7 – PI planning includes a small element of retrospective activity, but it’s too little, too late. The retrospective feedback loops need to be short and light, not tagged on to PI planning as an afterthought.

8 – Agile was created as a response to frustrations felt across the industry from heavyweight, top-down project management methodology that was killing the sector. Trying to scale Agile up by applying heavyweight, top-down methodologies is antithetical. 

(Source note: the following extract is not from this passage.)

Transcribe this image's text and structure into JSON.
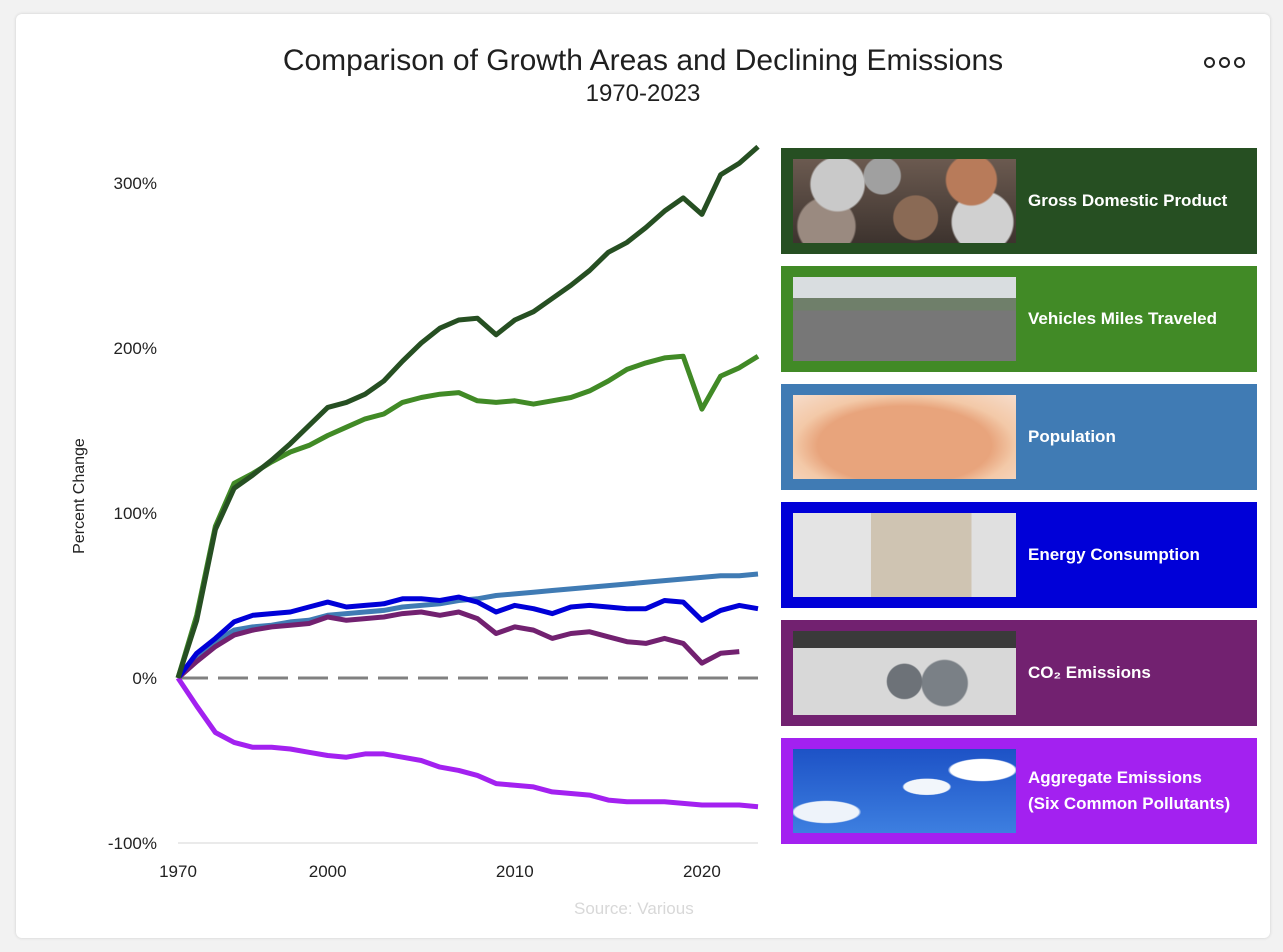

9 – Some SAFe practitioners describe it as a transition stage, a process through which organisations can achieve increased capability at scale. I would agree: if an organisation feels the need to adopt SAFe, it should be as training wheels, a structure through which great capabilities can be built, before throwing off the shackles of a rigid, top-down framework. If it was really true that SAFe is a transitionary framework, why does the SAFe model not include anything about the transition away from it?

10 – In reality, most organisations don’t need SAFe. They’re not so big that they need such a big solution. SAFe is a comfort blanket for organisations used to traditional, slow, heavyweight, command-control structures. Your projects and products actually aren’t that big – and if they are, then that’s the problem, not the management process.

Fundamentally, SAFE tends to ignore, or encourages management to ignore the possibility that those closest to the work might be the best equipped to make decisions about it. Scale the work down, not the process up. SAFe fits the delivery model to the organisational structure, rather than forcing the organisation to adopt new ways.